I Love Being A Hoe
by Gabrielle Thomas
Edited by Lia James
Growing up in Jamaica as a dark skin woman, initially, I did not get too much attention. However, when my biochemical jackpot hit–my curves, ass, and tits–men started to look. Men with wives, girlfriends, and significant others started to look. Men who had previously been available to others but not to me started to look. At first, I was elated. I finally felt seen and adored. Most of all, I felt wanted. I started to go out more and, of course, to get involved in relations with boys.
However, whenever I asked for more or wanted better, they said, “you are too dark.” If they did not have the decency to say it to my face, I would see them the next week with a smaller, lighter, less-Black girl. Still, I wanted to be wanted. My mom told me these Black men would never respect me. I did not listen. I found myself in demeaning situations. I allowed men to disrespect me. I allowed men to use me. I thought this was the life of someone not-beautiful. When disrespect evolved into assault, I had to leave.
Not much changed when I went to boarding school in New Jersey. They respected me more but here, Black women as a whole were unwanted. Instead of lighter skin, they looked for white women. The men who found me attractive wanted to have relations in the dark, where nobody could see. They saw me as a sex object. Somebody who they could harass for nudes, sex, or a hook up. However, to be fair, there were some men who wanted to be publicly seen with a Black woman. They wanted the Michelle to their Barack Obama. Still, they ended up with that smaller, less-Black girl. My Blackness was neither respectable nor wifeable.
So, I became a hoe. I gave up on being loved and started to fill myself up with so many affirmations of myself – I am dark, I am beautiful, I am powerful, I am deserving, I am all I need to be right now – that I did not need their admiration. I would look in the mirror and see so much beauty. My dark mother, grandma, and sister were beautiful to me. I could not understand why no one else could see it. If they were going to use me, I was going to use them, too.
But the funny thing was that my promiscuity made everyone uncomfortable. I lost friends. I lost the respect of women. I lost the respect of my family. Yet, it was society that had made me this way. Men literally called me a “Jezebel” to my face, groped me without permission, sexually harassed and assaulted me, and were uncomfortable that I was a hoe.
What I realized eventually is that they were not uncomfortable with me being a hoe. They were uncomfortable with my pride. They were uncomfortable with my dignity. They were uncomfortable with my strength. Most of all, they were uncomfortable that I made the choice.
However, it was not just the men. It was the women too. They were adamantly against my actions. They were more disgusted with me than with the men who degraded me. They declared me “not a wife but a matey (Jamaican slang for a side piece and mistress) for life.” They told me if I ever wanted someone to romantically love me, I could not be a hoe.

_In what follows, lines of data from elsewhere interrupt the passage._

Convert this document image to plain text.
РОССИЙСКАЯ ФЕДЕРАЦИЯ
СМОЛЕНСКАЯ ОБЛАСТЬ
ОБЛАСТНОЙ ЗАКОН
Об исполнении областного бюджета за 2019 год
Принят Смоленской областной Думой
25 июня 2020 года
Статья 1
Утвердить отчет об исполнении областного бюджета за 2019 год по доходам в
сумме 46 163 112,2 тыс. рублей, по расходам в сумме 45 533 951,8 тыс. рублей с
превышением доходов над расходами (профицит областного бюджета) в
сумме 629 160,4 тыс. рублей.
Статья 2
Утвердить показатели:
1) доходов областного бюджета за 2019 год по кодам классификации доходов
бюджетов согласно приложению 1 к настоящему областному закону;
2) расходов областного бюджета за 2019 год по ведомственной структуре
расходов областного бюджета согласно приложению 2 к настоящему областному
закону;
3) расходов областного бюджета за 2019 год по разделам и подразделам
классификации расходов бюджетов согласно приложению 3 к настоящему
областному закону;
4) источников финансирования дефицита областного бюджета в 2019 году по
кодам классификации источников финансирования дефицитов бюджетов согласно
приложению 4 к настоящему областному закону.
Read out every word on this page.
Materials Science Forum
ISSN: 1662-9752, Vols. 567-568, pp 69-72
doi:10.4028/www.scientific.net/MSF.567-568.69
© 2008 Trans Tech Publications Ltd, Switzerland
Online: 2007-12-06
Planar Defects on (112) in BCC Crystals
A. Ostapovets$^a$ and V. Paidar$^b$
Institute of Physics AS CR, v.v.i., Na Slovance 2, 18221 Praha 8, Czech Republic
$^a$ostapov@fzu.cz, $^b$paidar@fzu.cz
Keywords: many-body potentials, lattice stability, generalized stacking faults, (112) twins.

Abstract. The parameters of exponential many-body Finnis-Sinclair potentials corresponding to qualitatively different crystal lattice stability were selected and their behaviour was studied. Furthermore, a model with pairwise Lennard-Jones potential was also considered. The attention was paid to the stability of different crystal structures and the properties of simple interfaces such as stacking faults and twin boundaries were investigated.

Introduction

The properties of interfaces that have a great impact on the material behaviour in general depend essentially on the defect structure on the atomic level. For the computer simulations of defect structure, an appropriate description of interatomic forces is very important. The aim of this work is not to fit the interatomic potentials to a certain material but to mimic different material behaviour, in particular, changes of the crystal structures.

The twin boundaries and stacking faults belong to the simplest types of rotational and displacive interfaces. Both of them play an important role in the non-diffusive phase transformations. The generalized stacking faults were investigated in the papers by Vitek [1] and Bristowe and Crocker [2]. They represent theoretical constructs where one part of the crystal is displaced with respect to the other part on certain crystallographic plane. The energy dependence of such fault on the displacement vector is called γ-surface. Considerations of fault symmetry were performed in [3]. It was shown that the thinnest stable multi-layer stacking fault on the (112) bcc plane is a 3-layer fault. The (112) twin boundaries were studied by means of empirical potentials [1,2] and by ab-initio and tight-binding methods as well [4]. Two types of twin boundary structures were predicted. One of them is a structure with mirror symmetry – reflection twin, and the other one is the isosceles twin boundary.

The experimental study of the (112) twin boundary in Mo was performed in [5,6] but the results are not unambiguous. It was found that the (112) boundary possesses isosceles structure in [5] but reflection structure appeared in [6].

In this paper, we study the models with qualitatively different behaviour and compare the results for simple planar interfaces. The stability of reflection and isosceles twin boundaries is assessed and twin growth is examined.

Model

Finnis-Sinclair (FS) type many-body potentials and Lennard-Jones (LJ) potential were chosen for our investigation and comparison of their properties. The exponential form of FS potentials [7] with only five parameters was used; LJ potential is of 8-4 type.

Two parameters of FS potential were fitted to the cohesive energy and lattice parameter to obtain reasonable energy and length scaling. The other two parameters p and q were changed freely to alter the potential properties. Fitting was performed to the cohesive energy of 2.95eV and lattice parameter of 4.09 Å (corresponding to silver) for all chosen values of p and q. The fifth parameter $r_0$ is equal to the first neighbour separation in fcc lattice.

And they were light-skinned. They do not understand the gradient of attractability for Black women. They do not want to understand that the men they love simply prefer the ambiguous ones. When they cannot get that, they go for the biracial ones. When that fails they will attempt to snag a generational light skin. Then, brown-skins, dark-skins with “lighter-features” and finally dark skins with darker features. We, the dark skin women, are automatically put in the pool of unwifeable. Often, we do not get to control the manner in which we are seen and treated. We are raised to be promiscuous just as lighter women are raised to be wifed. Therefore, saying someone would never love me if I am a hoe is saying that someone would never love me as my exoticized dark skin was deemed ‘loose’ before there were choices to be made.
Although it is dismal for dark women, there are people who love and adore us. There are people who treat us with dignity. There are people who will love and want us the way that we want to be loved. Transphobia, Fatphobia, and Colorism are ways in which white supremacist ideals dominate attraction politics. I have learnt to see the beauty in people who do not fit the mold, and not only does it give me more options, but it has taught me to love myself even more. I see people for who they actually are and I love and want them accordingly. This is the way I took control over my body and who I am. I do what makes me happy and I simply love being a hoe. This was the way I liberated myself. I give affection profusely and bountifully. I am the controller of the affection I receive and the affection I give. Yet, I do not belong to anyone. Nobody belongs to me. I am free until someone can be more for me.
My prayer is that dark girls growing up know their worth. We may not get the choice of how society sees us, but we get the choice of how we will love and how we will see others. We get to choose the kind of love we accept. The kind of love we deserve.